Not someone like Sherlock.


One of the girls, a plump bottle blonde, leaned heavily into a skinny brunette.

"Lightweight," the skinny brunette said, smiling.

"That's what I have friends like you for." She smiled back, and then started singing quietly. She didn't seem completely drunk, but she was definitely tipsy. "Think of me, think of me fondly, when we've said goodbye... remember me once in a while please promise me you'll try..."

I don't have friends. I only have one.

Would John still think of him in a year's time? Two? He had no idea how long it would take him to track down the remnants of Moriarty's organization and shut them down. It could take him a lifetime. Would John still care when he got back?

Maybe it wasn't too late. Maybe he could go and find John right now and explain why he'd done what he'd done. Invite him along on the mission.


"I think my favourite song was the one that was part of the opera the Phantom wrote," the redhead said.

"Which one?" a second brunette, this one generously curved, asked.

"You know..." she hummed a few bars.

"Past the point of no return, no backwards glances, our games of make believe are at an end..." The tipsy girl sang.

"Yeah, that one!"

Past the point of no return. That actually summed up Sherlock's predicament nicely. It was certainly too late. John would never forgive him for what he'd been forced to do.

"Masquerade, paper faces on parade. Masquerade, hide your face so the world will never find you." The drunken blonde (not speckled this one) abruptly segued into a different song.

It sounded heartsick to him. His fingers automatically began picking the chords as though he was holding his violin. It was certainly bittersweet. He preferred it to the other songs she'd sung so far. He forced his fingers to still and then reached up and ran a hand through his close cropped hair.

He'd passed the point of no return. No turning back now, he'd committed to the masquerade.
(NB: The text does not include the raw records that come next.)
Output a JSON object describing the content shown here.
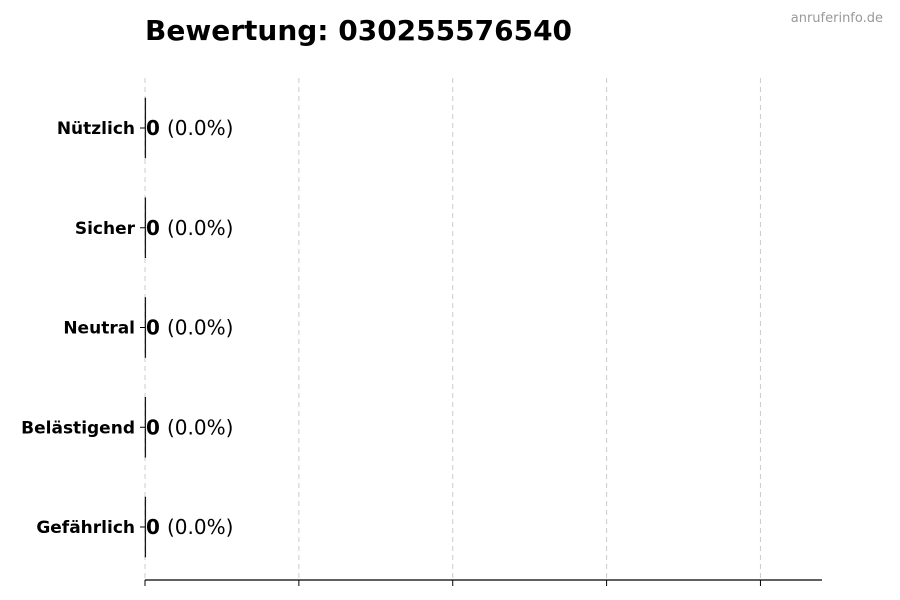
{
  "chart_data": {
    "type": "bar",
    "orientation": "horizontal",
    "title": "Bewertung: 030255576540",
    "watermark": "anruferinfo.de",
    "categories": [
      "Nützlich",
      "Sicher",
      "Neutral",
      "Belästigend",
      "Gefährlich"
    ],
    "values": [
      0,
      0,
      0,
      0,
      0
    ],
    "data_labels": [
      {
        "count": "0",
        "percent": "(0.0%)"
      },
      {
        "count": "0",
        "percent": "(0.0%)"
      },
      {
        "count": "0",
        "percent": "(0.0%)"
      },
      {
        "count": "0",
        "percent": "(0.0%)"
      },
      {
        "count": "0",
        "percent": "(0.0%)"
      }
    ],
    "xlabel": "",
    "ylabel": "",
    "xlim": [
      0,
      4.4
    ],
    "xticks": [
      0,
      1,
      2,
      3,
      4
    ],
    "xtick_labels_shown": false,
    "grid": "vertical dashed",
    "colors": {
      "text": "#000000",
      "grid": "#cccccc",
      "watermark": "#999999",
      "bar_edge": "#000000"
    }
  }
}
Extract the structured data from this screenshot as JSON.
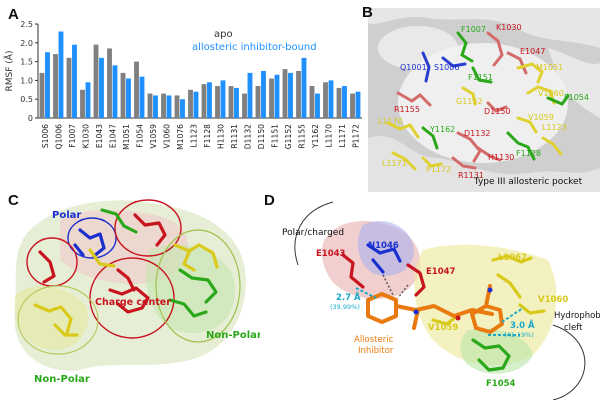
{
  "figure": {
    "panels": [
      "A",
      "B",
      "C",
      "D"
    ],
    "colors": {
      "apo": "#808080",
      "bound": "#1e90ff",
      "polar_blue": "#1a2fd0",
      "charged_red": "#c8141e",
      "nonpolar_green": "#2aa81a",
      "hydrophobic_yellow": "#d9c91a",
      "inhibitor_orange": "#e87a10",
      "distance_cyan": "#1aa8c8"
    }
  },
  "chart_data": {
    "type": "bar",
    "ylabel": "RMSF (Å)",
    "ylim": [
      0,
      2.5
    ],
    "yticks": [
      0,
      0.5,
      1.0,
      1.5,
      2.0,
      2.5
    ],
    "ytick_labels": [
      "0",
      "0.5",
      "1.0",
      "1.5",
      "2.0",
      "2.5"
    ],
    "legend_placement": "top-right",
    "categories": [
      "S1006",
      "Q1006",
      "F1007",
      "K1030",
      "E1043",
      "E1047",
      "M1051",
      "F1054",
      "V1059",
      "V1060",
      "M1076",
      "L1123",
      "F1128",
      "H1130",
      "R1131",
      "D1132",
      "D1150",
      "F1151",
      "G1152",
      "R1155",
      "Y1162",
      "L1170",
      "L1171",
      "P1172"
    ],
    "series": [
      {
        "name": "apo",
        "values": [
          1.2,
          1.7,
          1.6,
          0.75,
          1.95,
          1.85,
          1.2,
          1.5,
          0.65,
          0.65,
          0.6,
          0.75,
          0.9,
          0.85,
          0.85,
          0.65,
          0.85,
          1.05,
          1.3,
          1.25,
          0.85,
          0.95,
          0.8,
          0.65
        ]
      },
      {
        "name": "allosteric inhibitor-bound",
        "values": [
          1.75,
          2.3,
          1.95,
          0.95,
          1.6,
          1.4,
          1.05,
          1.1,
          0.6,
          0.6,
          0.5,
          0.7,
          0.95,
          1.0,
          0.8,
          1.2,
          1.25,
          1.15,
          1.2,
          1.6,
          0.65,
          1.0,
          0.85,
          0.7
        ]
      }
    ]
  },
  "panelB": {
    "caption": "Type III allosteric pocket",
    "labels": [
      {
        "text": "F1007",
        "color": "#2aa81a"
      },
      {
        "text": "K1030",
        "color": "#c8141e"
      },
      {
        "text": "Q1001",
        "color": "#1a2fd0"
      },
      {
        "text": "S1006",
        "color": "#1a2fd0"
      },
      {
        "text": "E1047",
        "color": "#c8141e"
      },
      {
        "text": "M1051",
        "color": "#d9c91a"
      },
      {
        "text": "F1151",
        "color": "#2aa81a"
      },
      {
        "text": "G1152",
        "color": "#d9c91a"
      },
      {
        "text": "V1060",
        "color": "#d9c91a"
      },
      {
        "text": "F1054",
        "color": "#2aa81a"
      },
      {
        "text": "R1155",
        "color": "#c8141e"
      },
      {
        "text": "D1150",
        "color": "#c8141e"
      },
      {
        "text": "V1059",
        "color": "#d9c91a"
      },
      {
        "text": "L1170",
        "color": "#d9c91a"
      },
      {
        "text": "Y1162",
        "color": "#2aa81a"
      },
      {
        "text": "D1132",
        "color": "#c8141e"
      },
      {
        "text": "F1128",
        "color": "#2aa81a"
      },
      {
        "text": "L1171",
        "color": "#d9c91a"
      },
      {
        "text": "P1172",
        "color": "#d9c91a"
      },
      {
        "text": "H1130",
        "color": "#c8141e"
      },
      {
        "text": "L1123",
        "color": "#d9c91a"
      },
      {
        "text": "R1131",
        "color": "#c8141e"
      }
    ]
  },
  "panelC": {
    "polar": "Polar",
    "charge_center": "Charge center",
    "non_polar_right": "Non-Polar",
    "non_polar_left": "Non-Polar"
  },
  "panelD": {
    "polar_charged": "Polar/charged",
    "hydrophobic_cleft": "Hydrophobic cleft",
    "allosteric_inhibitor": "Allosteric Inhibitor",
    "residues": [
      {
        "text": "N1046",
        "color": "#1a2fd0"
      },
      {
        "text": "E1043",
        "color": "#c8141e"
      },
      {
        "text": "E1047",
        "color": "#c8141e"
      },
      {
        "text": "L1062",
        "color": "#d9c91a"
      },
      {
        "text": "V1060",
        "color": "#d9c91a"
      },
      {
        "text": "V1059",
        "color": "#d9c91a"
      },
      {
        "text": "F1054",
        "color": "#2aa81a"
      }
    ],
    "distances": [
      {
        "value": "2.7 Å",
        "occupancy": "(39.99%)"
      },
      {
        "value": "3.0 Å",
        "occupancy": "(41.19%)"
      }
    ]
  }
}
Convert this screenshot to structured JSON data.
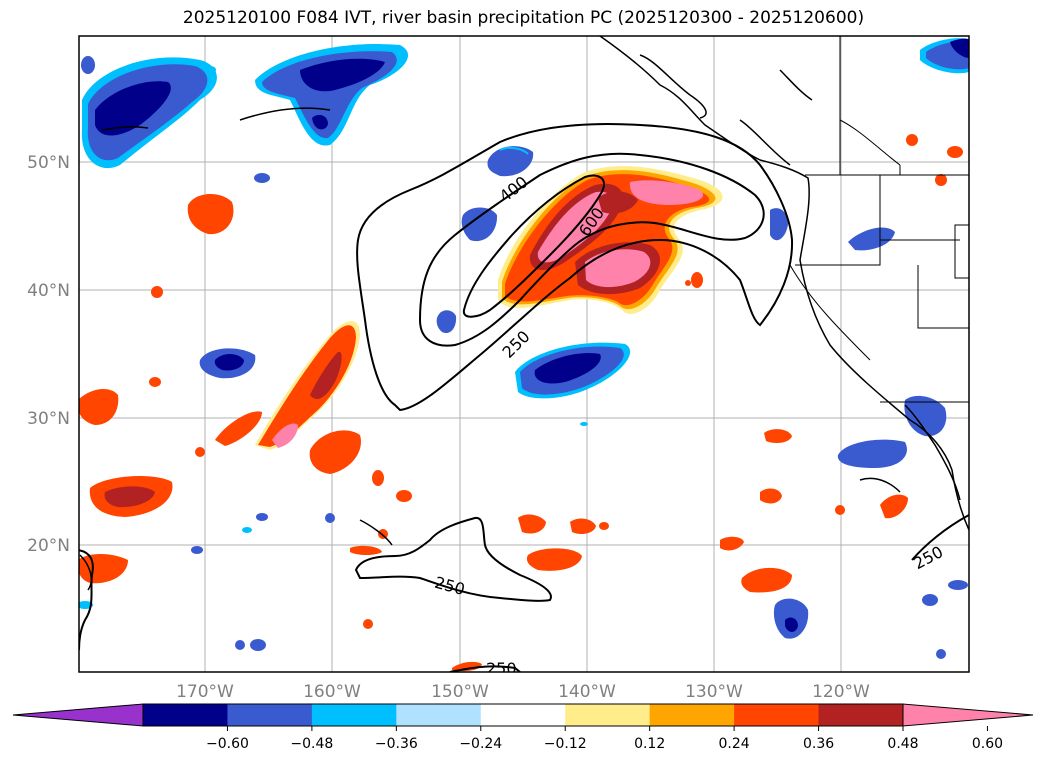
{
  "title": "2025120100 F084 IVT, river basin precipitation PC (2025120300 - 2025120600)",
  "map": {
    "lat_labels": [
      "50°N",
      "40°N",
      "30°N",
      "20°N"
    ],
    "lon_labels": [
      "170°W",
      "160°W",
      "150°W",
      "140°W",
      "130°W",
      "120°W"
    ],
    "ivt_contour_labels": [
      "400",
      "600",
      "250",
      "250",
      "250",
      "250"
    ]
  },
  "colorbar": {
    "tick_labels": [
      "−0.60",
      "−0.48",
      "−0.36",
      "−0.24",
      "−0.12",
      "0.12",
      "0.24",
      "0.36",
      "0.48",
      "0.60"
    ],
    "colors": [
      "#9932cc",
      "#00008b",
      "#3a5bd0",
      "#00bfff",
      "#b0e2ff",
      "#ffffff",
      "#ffec8b",
      "#ffa500",
      "#ff4500",
      "#b22222",
      "#ff82ab"
    ]
  },
  "colors": {
    "gridline": "#b0b0b0",
    "coast": "#000000"
  }
}
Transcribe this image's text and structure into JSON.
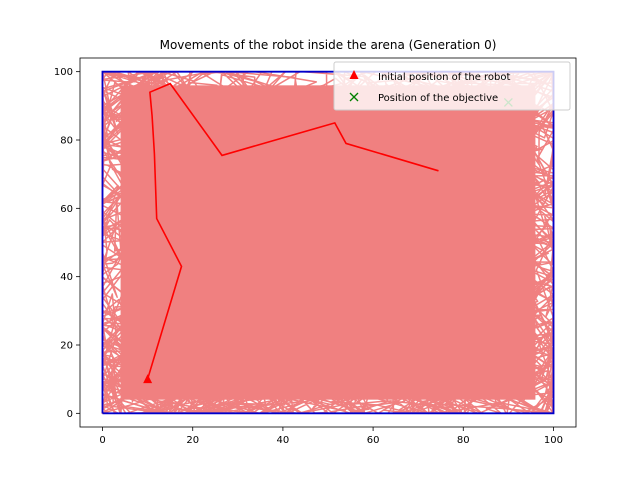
{
  "chart_data": {
    "type": "line",
    "title": "Movements of the robot inside the arena (Generation 0)",
    "xlabel": "",
    "ylabel": "",
    "xlim": [
      -5,
      105
    ],
    "ylim": [
      -4,
      104
    ],
    "x_ticks": [
      0,
      20,
      40,
      60,
      80,
      100
    ],
    "y_ticks": [
      0,
      20,
      40,
      60,
      80,
      100
    ],
    "grid": false,
    "legend_position": "top-right",
    "legend": [
      {
        "label": "Initial position of the robot",
        "marker": "triangle",
        "color": "#ff0000"
      },
      {
        "label": "Position of the objective",
        "marker": "x",
        "color": "#008000"
      }
    ],
    "arena": {
      "x": [
        0,
        100,
        100,
        0,
        0
      ],
      "y": [
        0,
        0,
        100,
        100,
        0
      ],
      "color": "#0000cc"
    },
    "background_paths": {
      "color": "#f08080",
      "description_count": 60,
      "x_range": [
        0,
        100
      ],
      "y_range": [
        0,
        100
      ]
    },
    "series": [
      {
        "color": "#ff0000",
        "x": [
          10,
          17.5,
          12,
          11.5,
          11,
          10.5,
          15,
          26.5,
          51.5,
          54,
          74.5
        ],
        "y": [
          10,
          43,
          57,
          76,
          87,
          94,
          96.5,
          75.5,
          85,
          79,
          71
        ]
      }
    ],
    "initial_position": {
      "x": 10,
      "y": 10
    },
    "objective_position": {
      "x": 90,
      "y": 91
    }
  }
}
"Take me home, I'm drunk."

"Of course, hun." The group of girls kept walking, but Sherlock didn't. He slowed and then stopped, turning and faking interest in a window display so he wouldn't seem conspicuous.

"Then say you'll share with me one love, one lifetime. Let me lead you from you're solitude. Say you need me standing here beside you. Anywhere you go, let me go too," the brunette sang affectionately to the tipsy blonde, the other brunette and the redhead laughed.

"Say you'll share with me one love, one lifetime. Say the word and I will follow you..." Sherlock saw the blonde lean her head on the brunette's shoulder as she sang back. "Share each day with me, each night, each morning, say you love me..."

And with that they moved out of hearing range, and Sherlock was left standing alone amongst the crowds of Saturday night London.

He was one, unseen, amongst the multitude.